In June, 2016 political elites the world over said that the British would never vote to leave the European Union, and that the referendum would cement Britain’s permanent place in the EU. Talking heads from London to New York said that voting to leave the EU would be detrimental to the United Kingdom, and that it would lead to regional strife and economic upheaval. Nevertheless, in spite of pre-referendum polls indicating that then-Prime Minister David Cameron’s “remain” position would prevail, the British public voted to pull-out of the EU.
The Brexit was a populist uprising against the globalist agenda of the European Union and its heavy-handed policies handed-down from Brussels. From mandating open borders, to regulating the curvature of cucumbers (I’m not making that up), the EU subverted the sovereignty and the will of the British people to the point that they would take it no more. The Brexit was a vote for Britain’s national sovereignty, identity, and independence.
Tuesday’s election was the American equivalent of the Brexit.
For decades, both major political parties have allowed American sovereignty to be subverted through the United Nations, the International Criminal Court, open borders, and bad trade deals that have disproportionately favored nations like China that have cheated the American worker. As manufacturing jobs have disappeared, and economic uncertainly has been rising, the American people have felt increasingly uneasy about their economic future. Add to this economic upheaval the ongoing crisis of open borders, wars that never end, a rising Islamic caliphate in the middle east that is sending its adherents to America, and the all-out assault by Washington elites on religious freedom and traditional American values, and we get a populist uprising like we saw on Tuesday night. The American people are tired of being trampled and we have declared that we will not take it anymore.
President-Elect Trump summed up the sentiment of millions of Americans when he said “this is our independence day.”
Hillary Clinton essentially lost the election when she declared that “deep-seated cultural codes, religious beliefs and structural biases have to be changed,” while speaking to a pro-abortion group during the campaign. It was a step further than Barack Obama’s charge that too many Americans cling to “guns, God, and religion” while running in 2008. Millions of Americans, myself included, concluded that those kinds of comments would spell the end of religious liberty in our country and America as we have known it. Clinton’s comments galvanized millions of conservative voters for whom Donald Trump was not their first choice, but their only choice compared to her. By essentially belittling the faith and values of the people she sought to lead, she doomed her own bid for the presidency.
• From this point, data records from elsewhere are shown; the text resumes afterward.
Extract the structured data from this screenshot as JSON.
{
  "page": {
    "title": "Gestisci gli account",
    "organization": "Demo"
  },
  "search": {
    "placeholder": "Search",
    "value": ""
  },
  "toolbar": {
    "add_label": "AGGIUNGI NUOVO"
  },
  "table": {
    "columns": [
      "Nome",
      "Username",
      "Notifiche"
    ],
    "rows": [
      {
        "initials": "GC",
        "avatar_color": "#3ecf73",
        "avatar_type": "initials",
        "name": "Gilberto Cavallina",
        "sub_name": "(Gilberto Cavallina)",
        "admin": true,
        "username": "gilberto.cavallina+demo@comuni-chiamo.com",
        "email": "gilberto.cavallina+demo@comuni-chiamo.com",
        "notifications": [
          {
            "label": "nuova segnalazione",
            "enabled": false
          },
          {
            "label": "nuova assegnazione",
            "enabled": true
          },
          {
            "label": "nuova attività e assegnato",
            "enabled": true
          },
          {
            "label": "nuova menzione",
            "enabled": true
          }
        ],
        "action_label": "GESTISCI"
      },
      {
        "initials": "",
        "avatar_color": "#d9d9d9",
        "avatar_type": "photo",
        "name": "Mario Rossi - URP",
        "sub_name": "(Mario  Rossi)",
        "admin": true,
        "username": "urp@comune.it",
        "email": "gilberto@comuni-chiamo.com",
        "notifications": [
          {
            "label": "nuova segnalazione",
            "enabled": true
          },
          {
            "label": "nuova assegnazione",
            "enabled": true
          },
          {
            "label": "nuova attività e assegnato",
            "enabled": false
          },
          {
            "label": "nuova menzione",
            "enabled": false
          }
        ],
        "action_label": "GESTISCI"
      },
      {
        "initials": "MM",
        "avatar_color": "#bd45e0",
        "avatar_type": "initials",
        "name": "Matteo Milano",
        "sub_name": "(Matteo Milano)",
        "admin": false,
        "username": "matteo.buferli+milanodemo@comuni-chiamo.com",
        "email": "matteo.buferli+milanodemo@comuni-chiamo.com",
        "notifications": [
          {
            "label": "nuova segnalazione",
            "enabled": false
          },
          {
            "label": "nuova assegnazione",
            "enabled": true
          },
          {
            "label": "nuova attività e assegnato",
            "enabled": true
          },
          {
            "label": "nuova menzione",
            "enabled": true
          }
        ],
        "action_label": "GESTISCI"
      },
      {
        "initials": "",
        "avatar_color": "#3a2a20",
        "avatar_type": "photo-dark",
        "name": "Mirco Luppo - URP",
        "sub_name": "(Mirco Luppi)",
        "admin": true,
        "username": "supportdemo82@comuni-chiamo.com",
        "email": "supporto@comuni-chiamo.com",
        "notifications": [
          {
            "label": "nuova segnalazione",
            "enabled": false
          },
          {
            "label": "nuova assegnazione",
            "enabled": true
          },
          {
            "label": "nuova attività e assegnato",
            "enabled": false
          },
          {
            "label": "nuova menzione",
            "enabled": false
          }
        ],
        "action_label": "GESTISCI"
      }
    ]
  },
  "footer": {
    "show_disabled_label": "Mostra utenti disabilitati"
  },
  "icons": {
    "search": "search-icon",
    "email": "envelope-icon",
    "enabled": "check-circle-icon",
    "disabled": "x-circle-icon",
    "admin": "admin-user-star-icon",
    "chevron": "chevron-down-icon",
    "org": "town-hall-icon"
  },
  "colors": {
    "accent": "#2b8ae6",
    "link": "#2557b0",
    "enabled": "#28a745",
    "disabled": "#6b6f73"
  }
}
The proof is in the electoral pudding. Tuesday was the high-water mark for turnout in modern presidential elections, and more evangelical Christians voted on Tuesday than ever before in American history. Americans, like the British in June, were faced with two choices: continue down the path of national decline and implosion, or reassert American independence and self-determination. We choice the latter, and liberty will reign in America the longer for it. Our country is still a center-right nation, which cherishes individual rights, personal responsibility, religious liberty, and national sovereignty.
While Donald Trump was not my personal choice during the presidential primaries, he is my president. I voted for him on Tuesday so that my five year old son might live in a free nation as I have. I voted for and will support President Trump because I believe that we can and will make America a shining city on a hill again. Our best days can still be before us, because free people have voted to remain free, self-governing, and sovereign over our own destiny under God. May God bless our new President, our new Congress, and the United States of America.